Some students might daydream about giving their teacher a failing grade, but given recent events in New York City, that idea seems less far-fetched.
On Feb. 24, the New York City Department of Education released a report that based teacher evaluations on students’ standardized test scores. The department believed the data could be easily misconstrued but had to comply with a Freedom of Information Law court ruling to make the information public. A particularly sensitive issue was that the Teacher Data Report identified 18,000 fourth- through eighth-grade teachers by name. The report reinvigorated the debate about how we rate teachers and how much information about their evaluations should be made public. In The New York Times, one special education teacher wondered whether his students’ failing scores on standardized tests would stigmatize him.
Most New Yorkers want to see the teacher scores. A poll revealed that 58 percent of New Yorker City voters favored the release of the data but only 20 percent trusted the data as an accurate benchmark of good teaching.
The release of the data came just days after Governor Cuomo brokered a late-night deal with New York State’s teachers union that stipulates that all 696 districts in New York State must propose a teacher evaluation system by July. If districts miss the deadline, Cuomo has vowed to decrease their state funding. Cuomo has said he would withhold a 4 percent increase of aid to New York City schools in the 2012-13 fiscal year, an amount of money equal to about $300 million.

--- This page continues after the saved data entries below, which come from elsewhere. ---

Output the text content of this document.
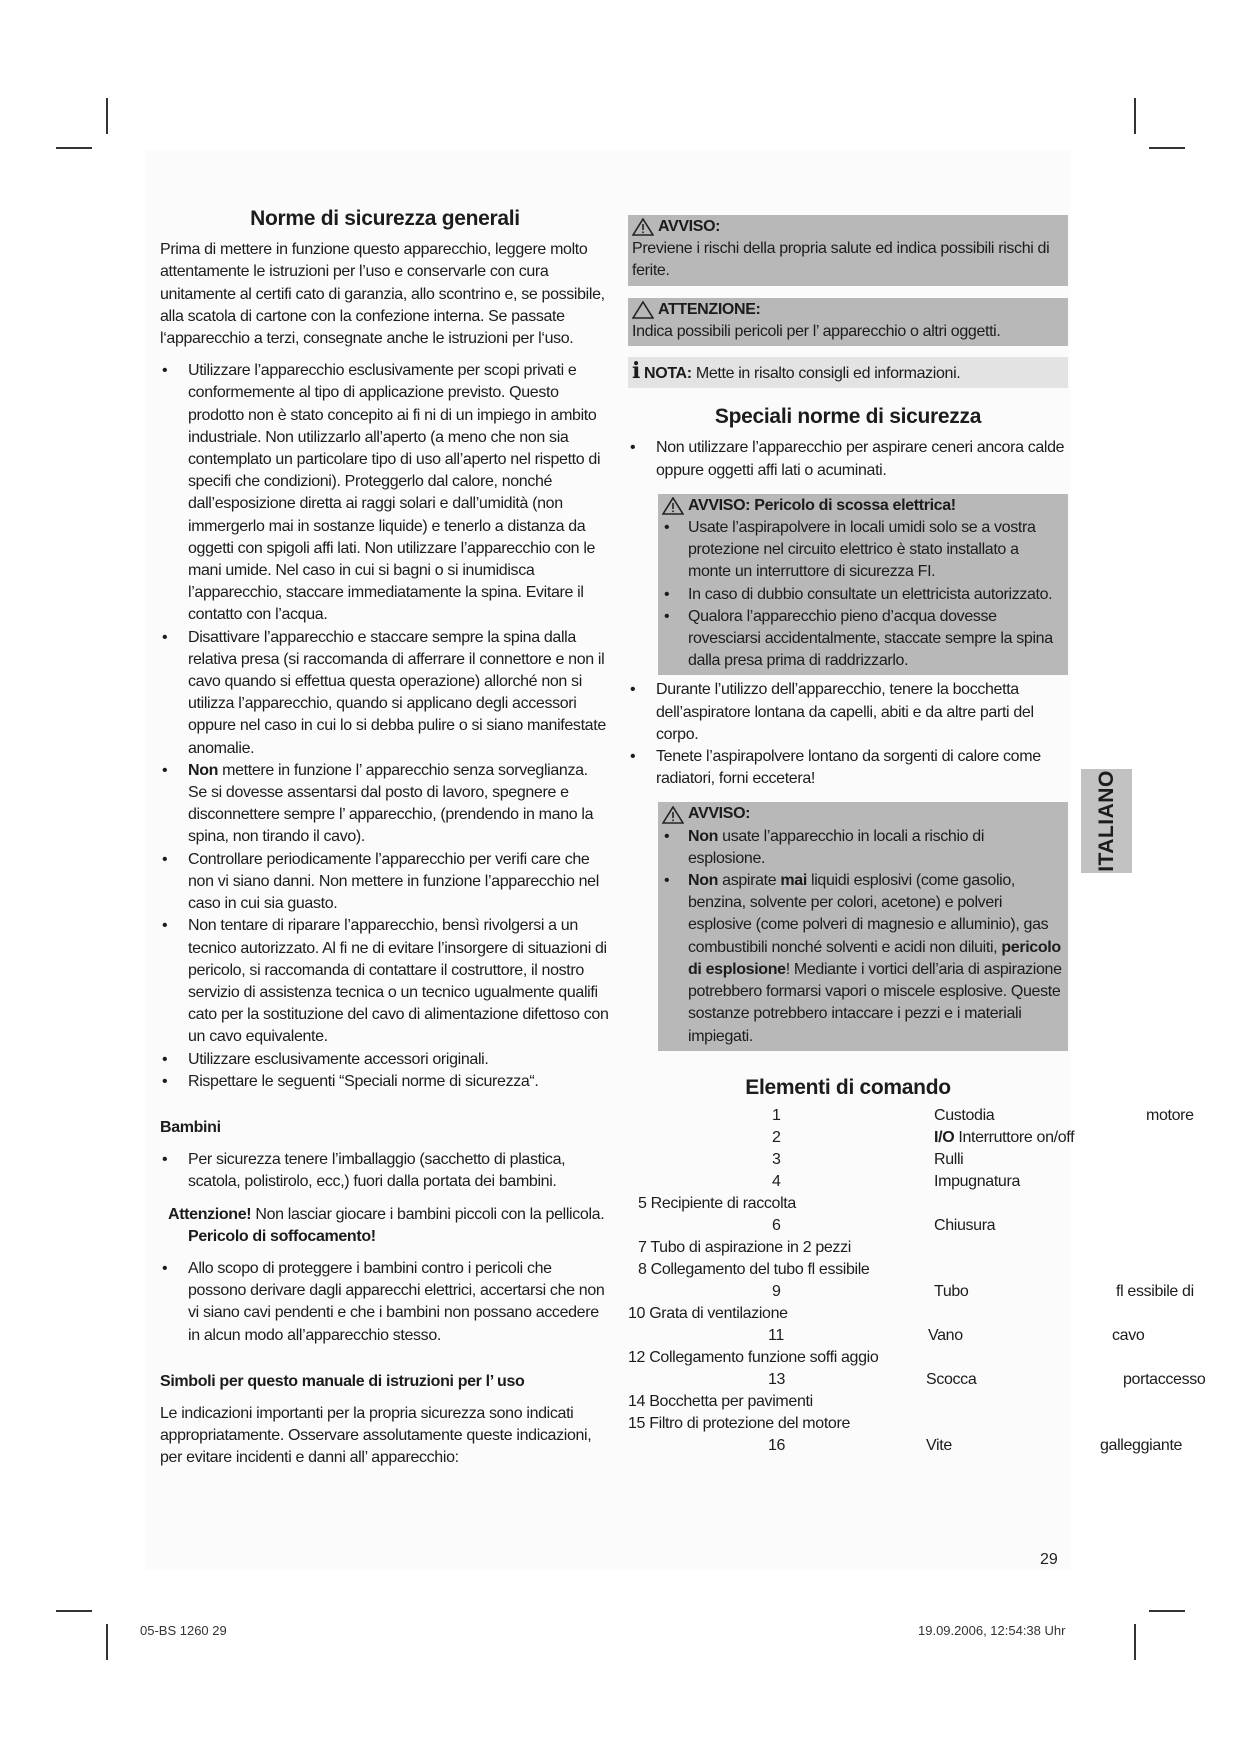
Norme di sicurezza generali

Prima di mettere in funzione questo apparecchio, leggere molto attentamente le istruzioni per l’uso e conservarle con cura unitamente al certifi cato di garanzia, allo scontrino e, se possibile, alla scatola di cartone con la confezione interna. Se passate l‘apparecchio a terzi, consegnate anche le istruzioni per l‘uso.

• Utilizzare l’apparecchio esclusivamente per scopi privati e conformemente al tipo di applicazione previsto. Questo prodotto non è stato concepito ai fi ni di un impiego in ambito industriale. Non utilizzarlo all’aperto (a meno che non sia contemplato un particolare tipo di uso all’aperto nel rispetto di specifi che condizioni). Proteggerlo dal calore, nonché dall’esposizione diretta ai raggi solari e dall’umidità (non immergerlo mai in sostanze liquide) e tenerlo a distanza da oggetti con spigoli affi lati. Non utilizzare l’apparecchio con le mani umide. Nel caso in cui si bagni o si inumidisca l’apparecchio, staccare immediatamente la spina. Evitare il contatto con l’acqua.
• Disattivare l’apparecchio e staccare sempre la spina dalla relativa presa (si raccomanda di afferrare il connettore e non il cavo quando si effettua questa operazione) allorché non si utilizza l’apparecchio, quando si applicano degli accessori oppure nel caso in cui lo si debba pulire o si siano manifestate anomalie.
• Non mettere in funzione l’ apparecchio senza sorveglianza. Se si dovesse assentarsi dal posto di lavoro, spegnere e disconnettere sempre l’ apparecchio, (prendendo in mano la spina, non tirando il cavo).
• Controllare periodicamente l’apparecchio per verifi care che non vi siano danni. Non mettere in funzione l’apparecchio nel caso in cui sia guasto.
• Non tentare di riparare l’apparecchio, bensì rivolgersi a un tecnico autorizzato. Al fi ne di evitare l’insorgere di situazioni di pericolo, si raccomanda di contattare il costruttore, il nostro servizio di assistenza tecnica o un tecnico ugualmente qualifi cato per la sostituzione del cavo di alimentazione difettoso con un cavo equivalente.
• Utilizzare esclusivamente accessori originali.
• Rispettare le seguenti “Speciali norme di sicurezza“.
Bambini
• Per sicurezza tenere l’imballaggio (sacchetto di plastica, scatola, polistirolo, ecc,) fuori dalla portata dei bambini.

Attenzione! Non lasciar giocare i bambini piccoli con la pellicola.
Pericolo di soffocamento!

• Allo scopo di proteggere i bambini contro i pericoli che possono derivare dagli apparecchi elettrici, accertarsi che non vi siano cavi pendenti e che i bambini non possano accedere in alcun modo all’apparecchio stesso.
Simboli per questo manuale di istruzioni per l’ uso

Le indicazioni importanti per la propria sicurezza sono indicati appropriatamente. Osservare assolutamente queste indicazioni, per evitare incidenti e danni all’ apparecchio:

AVVISO:
Previene i rischi della propria salute ed indica possibili rischi di ferite.
ATTENZIONE:
Indica possibili pericoli per l’ apparecchio o altri oggetti.
i NOTA: Mette in risalto consigli ed informazioni.
Speciali norme di sicurezza
• Non utilizzare l’apparecchio per aspirare ceneri ancora calde oppure oggetti affi lati o acuminati.
AVVISO: Pericolo di scossa elettrica!
• Usate l’aspirapolvere in locali umidi solo se a vostra protezione nel circuito elettrico è stato installato a monte un interruttore di sicurezza FI.
• In caso di dubbio consultate un elettricista autorizzato.
• Qualora l’apparecchio pieno d’acqua dovesse rovesciarsi accidentalmente, staccate sempre la spina dalla presa prima di raddrizzarlo.
• Durante l’utilizzo dell’apparecchio, tenere la bocchetta dell’aspiratore lontana da capelli, abiti e da altre parti del corpo.
• Tenete l’aspirapolvere lontano da sorgenti di calore come radiatori, forni eccetera!
AVVISO:
• Non usate l’apparecchio in locali a rischio di esplosione.
• Non aspirate mai liquidi esplosivi (come gasolio, benzina, solvente per colori, acetone) e polveri esplosive (come polveri di magnesio e alluminio), gas combustibili nonché solventi e acidi non diluiti, pericolo di esplosione! Mediante i vortici dell’aria di aspirazione potrebbero formarsi vapori o miscele esplosive. Queste sostanze potrebbero intaccare i pezzi e i materiali impiegati.
Elementi di comando
1	Custodia	motore
2	I/O Interruttore on/off
3	Rulli
4	Impugnatura
5 Recipiente di raccolta
6	Chiusura
7 Tubo di aspirazione in 2 pezzi
8 Collegamento del tubo fl essibile
9	Tubo	fl essibile di
10 Grata di ventilazione
11	Vano	cavo
12 Collegamento funzione soffi aggio
13	Scocca	portaccesso
14 Bocchetta per pavimenti
15 Filtro di protezione del motore
16	Vite	galleggiante
ITALIANO
29
05-BS 1260 29	19.09.2006, 12:54:38 Uhr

Cuomo is keeping an eye on the statewide rollout. His office created an interactive map for parents to track their district’s progress on implementing the new evaluation systems.
Districts must choose what to measure and whether they’ll opt to release the data to the public. At the recent Celebration of Teaching and Learning conference for teachers, organized by MetroFocus’ parent company, WNET, MetroFocus asked two top policymakers to weigh in on what the state can learn from the city.
“My own view is that the publication of the data with teacher names was unhelpful,” answered New York State Education Commissioner John B. King. He continued to explain an alternative evaluation system in the works. “We’re building a multiple measurement system where growth on state tests is 20 percent of the evaluation, not 100 percent.” His opinion is similar to other city education officials who have expressed concern about using test data as the sole measure of teacher effectiveness.
New York City Department of Education Deputy Chancellor and Chief Academic Officer Shael Polakow-Suransky said, “It [the Teacher Data Report] was designed as a source of support within the schools. We always want this information to be used in context. This information by itself doesn’t tell you the whole story, it tells you part of the story.”
How a story is interpreted can have serious consequences. New York City’s Department of Education and the teachers union are currently at odds over using teacher ratings as the reason to shutter 33 schools. A mediator has been appointed by the state to broker a deal.